飛頭蛮、見直す③
岸涯小僧先輩がなんでここにいるのかと言う理由を聞いてみると、メリー先輩から私たちの事情を話しを聞いて仕、メリー先輩から事を手伝ってあげてと頼まれたからだそうです。流石、メリー先輩は優しいですねぇぃ!
「お前、この前も同じような事をしてミスしてたな」
「あれっ、向こうに一目五先生が見えるなぁ〜」
「話を逸らすな」
首から上を胴体とくっ付けてもらい、これで、ようやく飛頭蛮の完成です。
「毎回、自分じゃない他の奴の仕事を引き受けてはミスをして、お前は懲りない奴だな」
「だって、メリー先輩は明日、デートなんですよ!」
大切な先輩のために、私が出来ることをしたまでです。

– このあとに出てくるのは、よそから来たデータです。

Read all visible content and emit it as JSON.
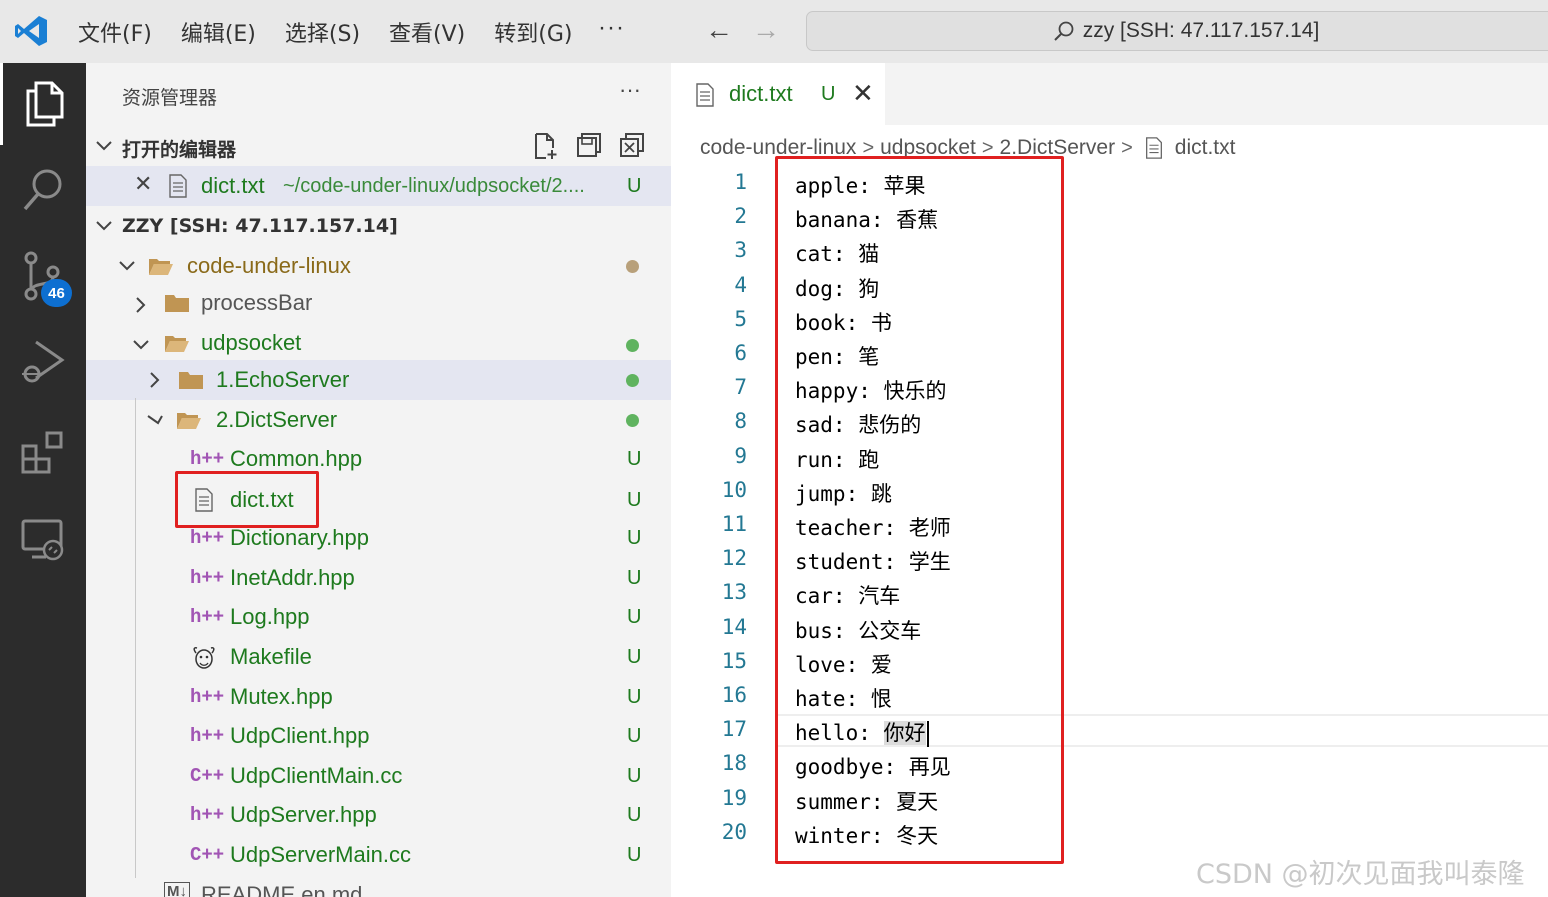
{
  "titlebar": {
    "menu": [
      "文件(F)",
      "编辑(E)",
      "选择(S)",
      "查看(V)",
      "转到(G)"
    ],
    "more": "···",
    "search_text": "zzy [SSH: 47.117.157.14]"
  },
  "activitybar": {
    "scm_badge": "46"
  },
  "sidebar": {
    "title": "资源管理器",
    "more": "···",
    "open_editors": {
      "title": "打开的编辑器",
      "item_name": "dict.txt",
      "item_path": "~/code-under-linux/udpsocket/2....",
      "item_status": "U"
    },
    "workspace": {
      "title": "ZZY [SSH: 47.117.157.14]",
      "root": "code-under-linux",
      "processbar": "processBar",
      "udpsocket": "udpsocket",
      "echoserver": "1.EchoServer",
      "dictserver": "2.DictServer",
      "files": [
        {
          "name": "Common.hpp",
          "status": "U"
        },
        {
          "name": "dict.txt",
          "status": "U"
        },
        {
          "name": "Dictionary.hpp",
          "status": "U"
        },
        {
          "name": "InetAddr.hpp",
          "status": "U"
        },
        {
          "name": "Log.hpp",
          "status": "U"
        },
        {
          "name": "Makefile",
          "status": "U"
        },
        {
          "name": "Mutex.hpp",
          "status": "U"
        },
        {
          "name": "UdpClient.hpp",
          "status": "U"
        },
        {
          "name": "UdpClientMain.cc",
          "status": "U"
        },
        {
          "name": "UdpServer.hpp",
          "status": "U"
        },
        {
          "name": "UdpServerMain.cc",
          "status": "U"
        }
      ],
      "readme": "README.en.md"
    }
  },
  "editor": {
    "tab": {
      "name": "dict.txt",
      "status": "U"
    },
    "breadcrumb": [
      "code-under-linux",
      "udpsocket",
      "2.DictServer",
      "dict.txt"
    ],
    "lines": [
      {
        "num": "1",
        "text": "apple: 苹果"
      },
      {
        "num": "2",
        "text": "banana: 香蕉"
      },
      {
        "num": "3",
        "text": "cat: 猫"
      },
      {
        "num": "4",
        "text": "dog: 狗"
      },
      {
        "num": "5",
        "text": "book: 书"
      },
      {
        "num": "6",
        "text": "pen: 笔"
      },
      {
        "num": "7",
        "text": "happy: 快乐的"
      },
      {
        "num": "8",
        "text": "sad: 悲伤的"
      },
      {
        "num": "9",
        "text": "run: 跑"
      },
      {
        "num": "10",
        "text": "jump: 跳"
      },
      {
        "num": "11",
        "text": "teacher: 老师"
      },
      {
        "num": "12",
        "text": "student: 学生"
      },
      {
        "num": "13",
        "text": "car: 汽车"
      },
      {
        "num": "14",
        "text": "bus: 公交车"
      },
      {
        "num": "15",
        "text": "love: 爱"
      },
      {
        "num": "16",
        "text": "hate: 恨"
      },
      {
        "num": "17",
        "text_prefix": "hello: ",
        "text_selected": "你好"
      },
      {
        "num": "18",
        "text": "goodbye: 再见"
      },
      {
        "num": "19",
        "text": "summer: 夏天"
      },
      {
        "num": "20",
        "text": "winter: 冬天"
      }
    ]
  },
  "watermark": "CSDN @初次见面我叫泰隆",
  "colors": {
    "activitybar": "#2c2c2c",
    "sidebar": "#f3f3f3",
    "git_untracked": "#1e7a1e",
    "line_number": "#237893",
    "highlight_box": "#e02020",
    "badge": "#0d6fd1"
  }
}
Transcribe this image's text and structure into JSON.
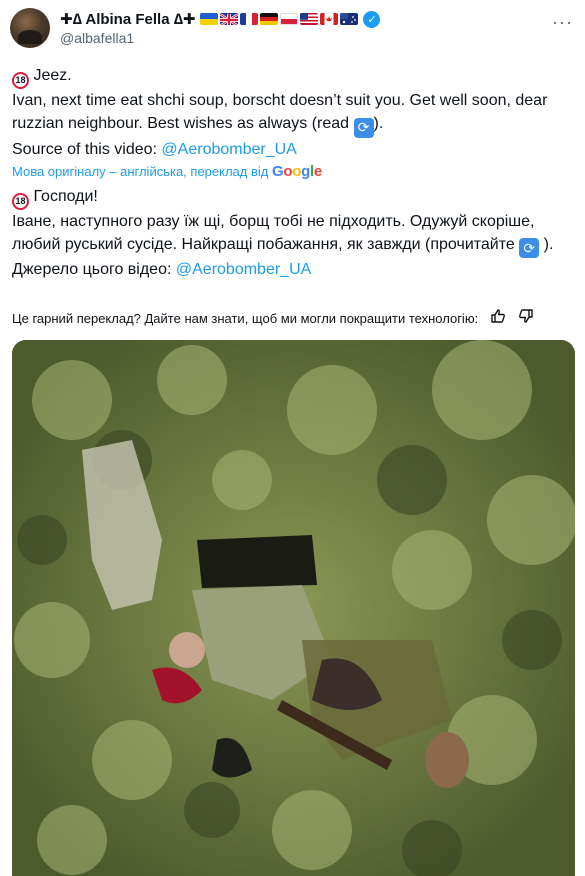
{
  "header": {
    "display_name_prefix": "✚∆ Albina Fella ∆✚",
    "handle": "@albafella1",
    "verified_icon": "checkmark-icon",
    "flags": [
      "ukraine",
      "united-kingdom",
      "france",
      "germany",
      "poland",
      "united-states",
      "canada",
      "australia"
    ]
  },
  "tweet": {
    "original_lines": [
      "Jeez.",
      "Ivan, next time eat shchi soup, borscht doesn’t suit you. Get well soon, dear ruzzian neighbour. Best wishes as always  (read ",
      ")."
    ],
    "source_label": "Source of this video: ",
    "source_link": "@Aerobomber_UA",
    "translation_note": "Мова оригіналу – англійська, переклад від",
    "translation_provider_letters": [
      "G",
      "o",
      "o",
      "g",
      "l",
      "e"
    ],
    "translated_lines": [
      "Господи!",
      "Іване, наступного разу їж щі, борщ тобі не підходить. Одужуй скоріше, любий руський сусіде. Найкращі побажання, як завжди (прочитайте ",
      " )."
    ],
    "translated_source_label": "Джерело цього відео: ",
    "translated_source_link": "@Aerobomber_UA",
    "badge_text": "18"
  },
  "feedback": {
    "prompt": "Це гарний переклад? Дайте нам знати, щоб ми могли покращити технологію:",
    "thumbs_up_icon": "thumbs-up-icon",
    "thumbs_down_icon": "thumbs-down-icon"
  },
  "media": {
    "type": "video-still",
    "colors": {
      "foliage": "#6f7b3f",
      "dark": "#2e3320",
      "highlight": "#b9c38a",
      "accent": "#a3122b"
    }
  }
}
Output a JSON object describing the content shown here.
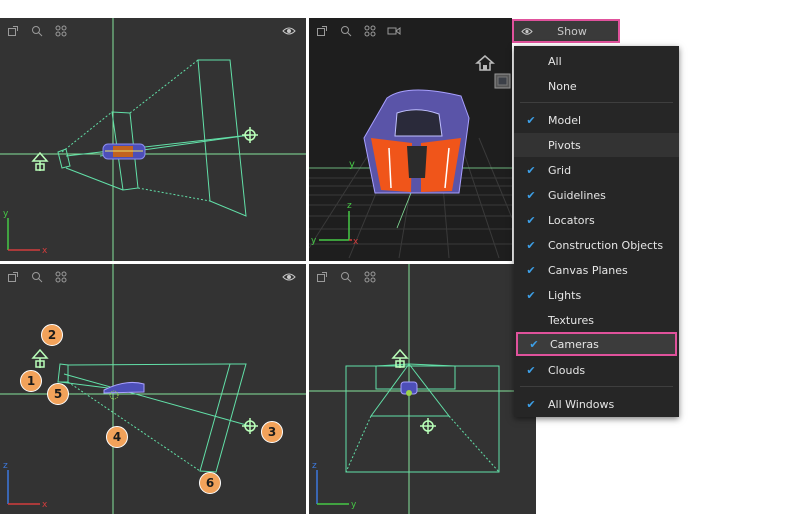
{
  "show_menu": {
    "title": "Show",
    "items": [
      {
        "label": "All",
        "checked": false
      },
      {
        "label": "None",
        "checked": false
      },
      {
        "label": "Model",
        "checked": true
      },
      {
        "label": "Pivots",
        "checked": false
      },
      {
        "label": "Grid",
        "checked": true
      },
      {
        "label": "Guidelines",
        "checked": true
      },
      {
        "label": "Locators",
        "checked": true
      },
      {
        "label": "Construction Objects",
        "checked": true
      },
      {
        "label": "Canvas Planes",
        "checked": true
      },
      {
        "label": "Lights",
        "checked": true
      },
      {
        "label": "Textures",
        "checked": false
      },
      {
        "label": "Cameras",
        "checked": true
      },
      {
        "label": "Clouds",
        "checked": true
      },
      {
        "label": "All Windows",
        "checked": true
      }
    ],
    "check_glyph": "✔"
  },
  "callouts": [
    "1",
    "2",
    "3",
    "4",
    "5",
    "6"
  ],
  "axes": {
    "top": {
      "vertical": "y",
      "horizontal": "x"
    },
    "perspective": {
      "vertical": "z",
      "horizontal": "x",
      "extra": "y"
    },
    "front": {
      "vertical": "z",
      "horizontal": "x"
    },
    "side": {
      "vertical": "z",
      "horizontal": "y"
    }
  },
  "colors": {
    "viewport_bg": "#333333",
    "perspective_bg": "#1e1e1e",
    "guideline": "#86e39b",
    "camera_frustum": "#62e0a8",
    "highlight_border": "#e0529c",
    "checkmark": "#3da0e8",
    "callout": "#f2a25a"
  },
  "icons": {
    "maximize": "maximize-icon",
    "search": "search-icon",
    "frame": "frame-icon",
    "camera": "camera-icon",
    "eye": "eye-icon",
    "home": "home-icon"
  }
}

そう言うと岸涯小僧先輩は大きくため息をついて、私の隣に腰をかけました。
「体、壊したら元も子もないんだぞ」
大きくため息をつかれた。
「なんでも、すぐに請け負って」
請け負うのは仕事として良いことだと思いますよ。
「全く、お前はお人好しと言うかなんと言うか」
あっ!褒められた?なんてそんなのは冗談として。
「まぁ、そう言うところにオレは惚れたんだけどな」
へぇー惚れたんですか〜……って私のことぉぉぉおお!!何かの聞き間違いじゃないよね⁉︎えっ!まさかこのタイミングで告白、いや、もしかしたら今のは私の頭がしっかりと胴体とくっ付いてなかったから変な風に聞こえたのかもとか。
「他の奴のために頑張ー」
「ちょっと岸涯小僧先輩!まさか深夜のテンションですか!だって、私に惚れるぅ⁉︎ええっ!」
告白されたことが初めてでパニック状態。これは、メリー先輩と同じ社内恋愛というものでしょうか。じゃぁ、今までからかってきたのはもしかして、好きの裏返し?
「飛頭蛮、オレはお前が好きだ」
「ご、ごめんなさい!私、岸涯小僧先輩を恋愛対象として見たことなくて、だっていつも頭を回してくる嫌な先輩だとしか見てないから」
本音を言いました。
「それに、岸涯小僧先輩には私よりも、もっと良い方が見えますよ」
これも、本音です。
「へぇ、それなら、今からどうやって振り向かせようか楽しみだな」
Sっ気を含んだ笑み。
一目五先生、メリー先輩、キィ後輩、萌香ちゃん、28部署のみんな、どうやら私は大変な方に好かれてしまったようです。